Kitabı uzun bir zaman sonra bitirebildim. Nedeni başlarda konuya adapte olmakta zorluk çekmemdi ama daha sonra kitaba alıştıkça yeni bir sorun meydana geldi ;okumaya devam edemedim yani kısa bir süre.
Kitabı okudukça, anladıkça kayboldum, hüzünle boğuldum devam edemedim. Kitabın kapağını kapattım çünkü Selim'in hayatı bana ağır geldi.
Oğuz Atay diyor ki "kitabı kendin için okuyacaksın, kendine yorumlayacaksın. (s. 216)" bu yüzden bu incelemeyi gelecekteki kendime bir borç bilirim ki kitabın hakkını veremeyeceğimi biliyorum.
Bu güne kadar beni en çok etkileyen kitap Küçük Prens olmuştu ama Tutunamayanlar'ın hüznü daha ağır bastı daha doğrusu Selim'in intiharı Turgut'un dostuna olan bağlılığı. Belki Turgut kadar kederlenmedim Selim'in gidişine ama benim de uykularımı kaçırdığı, iştahımı kestiği oldu kitabın.
Bir okurun sayfasında "2015 yılında Tutunamayanlar'ı okudum o gün bu gündür huzurum kalmadı." yazıyordu şimdi daha iyi anlıyorum kendisini.

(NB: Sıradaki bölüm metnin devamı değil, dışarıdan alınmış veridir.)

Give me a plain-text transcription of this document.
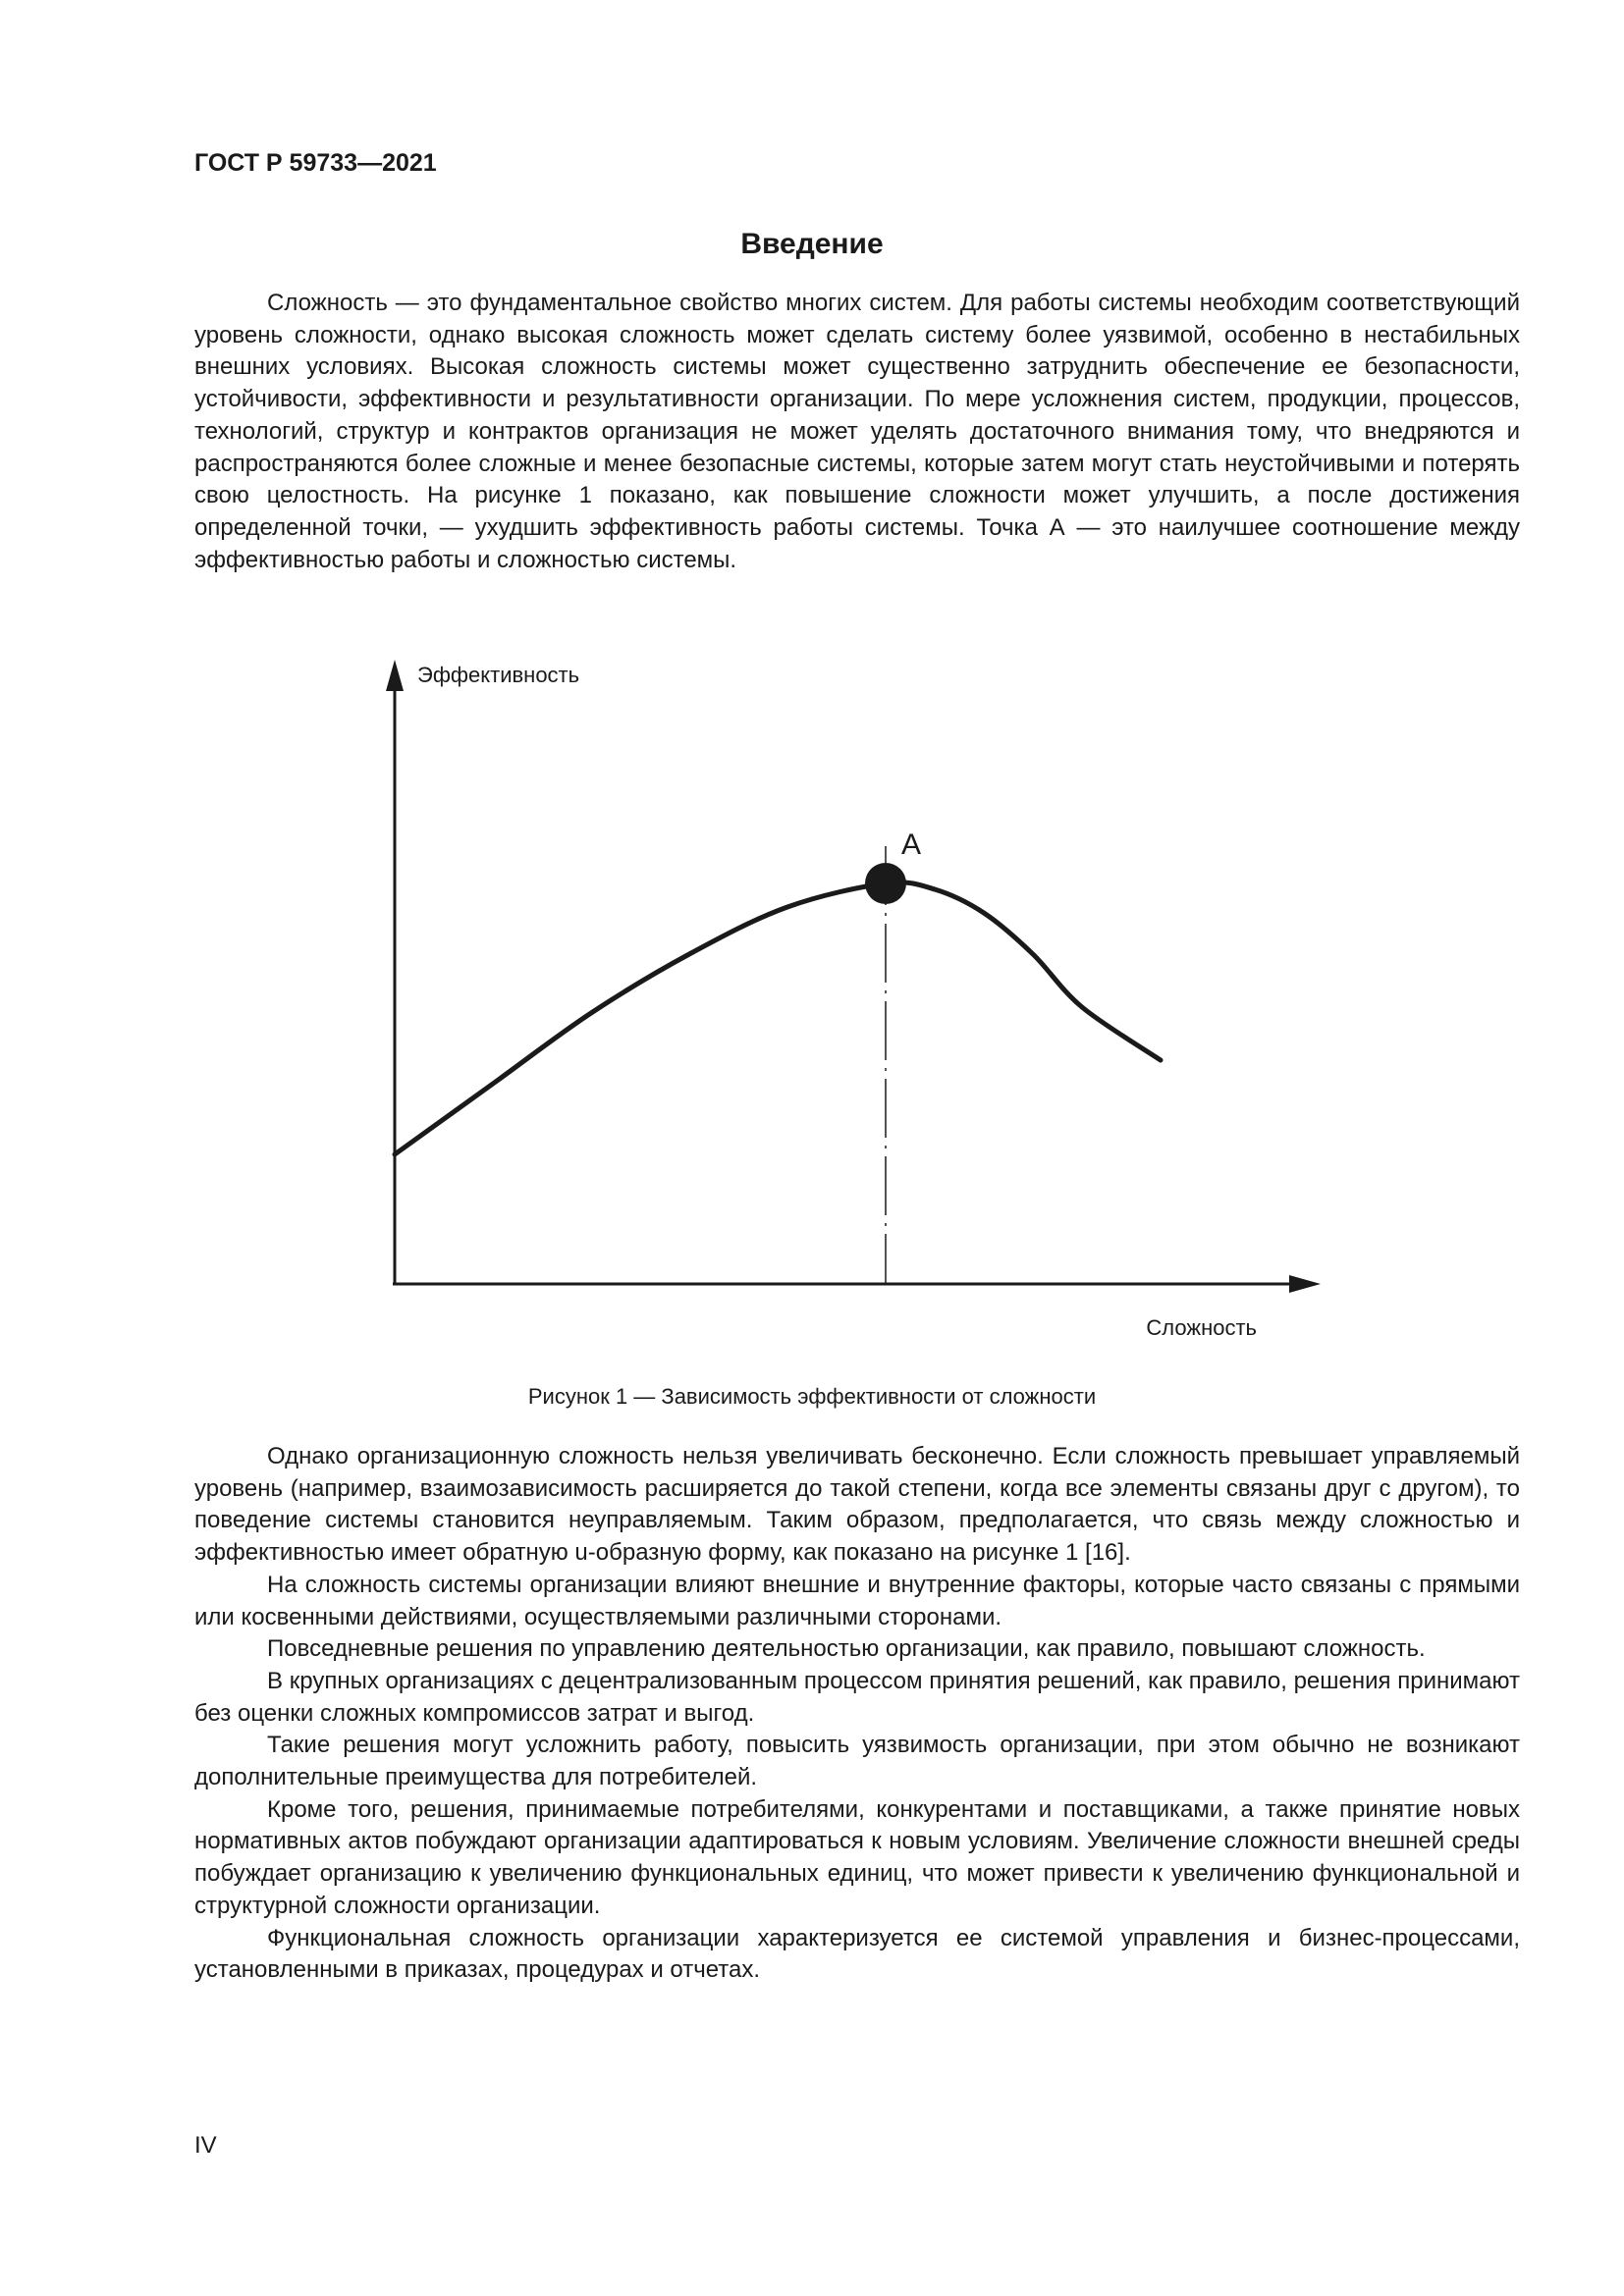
ГОСТ Р 59733—2021
Введение

Сложность — это фундаментальное свойство многих систем. Для работы системы необходим соответствующий уровень сложности, однако высокая сложность может сделать систему более уязвимой, особенно в нестабильных внешних условиях. Высокая сложность системы может существенно затруднить обеспечение ее безопасности, устойчивости, эффективности и результативности организации. По мере усложнения систем, продукции, процессов, технологий, структур и контрактов организация не может уделять достаточного внимания тому, что внедряются и распространяются более сложные и менее безопасные системы, которые затем могут стать неустойчивыми и потерять свою целостность. На рисунке 1 показано, как повышение сложности может улучшить, а после достижения определенной точки, — ухудшить эффективность работы системы. Точка А — это наилучшее соотношение между эффективностью работы и сложностью системы.

Эффективность
Сложность
А
Рисунок 1 — Зависимость эффективности от сложности

Однако организационную сложность нельзя увеличивать бесконечно. Если сложность превышает управляемый уровень (например, взаимозависимость расширяется до такой степени, когда все элементы связаны друг с другом), то поведение системы становится неуправляемым. Таким образом, предполагается, что связь между сложностью и эффективностью имеет обратную u-образную форму, как показано на рисунке 1 [16].

На сложность системы организации влияют внешние и внутренние факторы, которые часто связаны с прямыми или косвенными действиями, осуществляемыми различными сторонами.

Повседневные решения по управлению деятельностью организации, как правило, повышают сложность.

В крупных организациях с децентрализованным процессом принятия решений, как правило, решения принимают без оценки сложных компромиссов затрат и выгод.

Такие решения могут усложнить работу, повысить уязвимость организации, при этом обычно не возникают дополнительные преимущества для потребителей.

Кроме того, решения, принимаемые потребителями, конкурентами и поставщиками, а также принятие новых нормативных актов побуждают организации адаптироваться к новым условиям. Увеличение сложности внешней среды побуждает организацию к увеличению функциональных единиц, что может привести к увеличению функциональной и структурной сложности организации.

Функциональная сложность организации характеризуется ее системой управления и бизнес-процессами, установленными в приказах, процедурах и отчетах.

IV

Benim de hayatıma çok büyük etkisi oldu kitabın.
Şuna değinmeden de bitirmek istemiyorum incelemeyi ;yazarın kitaplara verdiği değeri her defasında dile getirmesi beni ayriyeten mutlu etti. Kitap okuyabildiğim için rabbime şükretmeme vesile oldu. Ne mutlu kitap okuyabilene, kitapların değerini bilene
ola ki başlayacak olursanız yarıda bırakmayın lütfen çünkü defalarca okunmayı hak ediyor Tutunamayanlar.